Descent of Alette review

My rating: 4 of 5 stars
In her introduction, Notley explains the quotation marks as both intended to slow the reader down and to distance herself from the character of Alette as storyteller versus protagonist.  Yet, this punctuation has a tertiary effect of “air quoting” the text enclosed, suggesting a degree of irony (and sometimes thinly veiled innuendo) in presumably unintended locations.  Incidentally, the reader may find herself laughing at points that would otherwise be, well, depressing.  Example: “Yes, these woods are” “full of beings,” “primal beings.”  Does Notley mean to say that there are actual primal beings in the forest or “primal beings,” possibly alluding to toddlers or mothers-in-law?
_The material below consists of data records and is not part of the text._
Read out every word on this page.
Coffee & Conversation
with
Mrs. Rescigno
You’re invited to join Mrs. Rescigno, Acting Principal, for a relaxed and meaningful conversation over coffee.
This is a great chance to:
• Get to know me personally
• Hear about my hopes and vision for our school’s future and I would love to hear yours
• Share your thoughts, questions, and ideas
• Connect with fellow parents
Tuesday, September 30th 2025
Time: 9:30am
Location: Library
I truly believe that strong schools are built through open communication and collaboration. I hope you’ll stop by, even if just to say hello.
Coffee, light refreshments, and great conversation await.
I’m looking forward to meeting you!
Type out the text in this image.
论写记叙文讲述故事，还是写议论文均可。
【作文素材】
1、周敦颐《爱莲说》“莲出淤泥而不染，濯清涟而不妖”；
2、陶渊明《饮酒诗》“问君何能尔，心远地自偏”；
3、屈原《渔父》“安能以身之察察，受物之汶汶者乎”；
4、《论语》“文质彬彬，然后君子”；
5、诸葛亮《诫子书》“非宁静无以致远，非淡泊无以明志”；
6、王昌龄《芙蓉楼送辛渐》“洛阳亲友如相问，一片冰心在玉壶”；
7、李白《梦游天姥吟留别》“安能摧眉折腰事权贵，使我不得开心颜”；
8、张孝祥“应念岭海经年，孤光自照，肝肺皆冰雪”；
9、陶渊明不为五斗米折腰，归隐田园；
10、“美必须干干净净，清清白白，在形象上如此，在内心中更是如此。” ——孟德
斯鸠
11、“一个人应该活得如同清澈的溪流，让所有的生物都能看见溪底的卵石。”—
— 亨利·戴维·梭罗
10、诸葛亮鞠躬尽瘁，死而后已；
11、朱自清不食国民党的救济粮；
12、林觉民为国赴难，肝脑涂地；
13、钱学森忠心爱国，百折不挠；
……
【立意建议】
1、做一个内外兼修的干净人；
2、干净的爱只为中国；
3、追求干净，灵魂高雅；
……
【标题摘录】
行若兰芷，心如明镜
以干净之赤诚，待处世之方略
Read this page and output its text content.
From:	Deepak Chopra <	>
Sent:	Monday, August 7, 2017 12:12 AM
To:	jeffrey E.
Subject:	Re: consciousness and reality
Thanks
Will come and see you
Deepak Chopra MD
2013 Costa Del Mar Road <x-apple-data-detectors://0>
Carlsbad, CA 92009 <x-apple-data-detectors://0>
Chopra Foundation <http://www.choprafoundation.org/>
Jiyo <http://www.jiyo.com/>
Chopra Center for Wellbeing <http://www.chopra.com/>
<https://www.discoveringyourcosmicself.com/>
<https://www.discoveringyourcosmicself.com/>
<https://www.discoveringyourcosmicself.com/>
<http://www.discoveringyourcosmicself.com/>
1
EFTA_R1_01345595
Yet it is perhaps this ambiguity that helps one bear out the otherwise exhausting persistent presence of quotation marks.  The Descent of Alette is a text driven by the ambiguous.

Early in the work, Alette comes across a young veteran who falls asleep on the train.  This soldier speaks in his sleep, saying, “’I need a dolor” “a few more dolors.”’  The use of the word “dolor” may simply be the pronunciation of “dollar” with a seeming Latin@ accent, yet may instead or additionally be the word “dolor,” meaning pain, in Spanish.  The narrator consistently makes use of the word “disappeared” to refer to the manner in which people leave the scene.  In the context of a place beneath the ground ruled by a male tyrant, the entire piece suggests a Latin or South American nation domineered by a vicious ruler who “disappears” his political opponents and leads his people to die in war, either civil or abroad.

As with all aspects of the text, no explanation or background is given.  It is this openness to multiple interpretations and symbolism that makes The Descent of Alette an epic, an almost biblical text.  Even Joseph Campbell’s monomyth can be applied to the text, the journey originating in a call to adventure (to kill the tyrant) and concluding with the death of the tyrant and return to the upper world.

Notley’s work may be intended as a comment upon the monomyth and the patriarchal nature of the hero’s journey.  In fact, The Descent of Alette seems to act as a response to Maureen Murdock’s The Heroine’s Journey and the need to focus more on female heroes and their journeys both in traditional literature and the need to write more of such tales in the contemporary age.

Alette’s journey is just as confusing and steeped in metaphor as Odysseus’.  Even more importantly, the tale doesn’t tell of men going to wars with men, but Alette’s work to destroy a wicked, male tyrant, who may even represent a death of the monomyth’s misogynistic nature.  The male-based hero’s journey may appear as entwined with literature as the tyrant’s body is interlaced with the subway system and upper world, but in the same manner it can be destroyed and the world, epic literature, lives on.  In destroying the monomyth, Notley has freed the literary epic from its male-dominated origin story, and allowed women’s to rightfully take their place as the protagonists of the hero-based myth.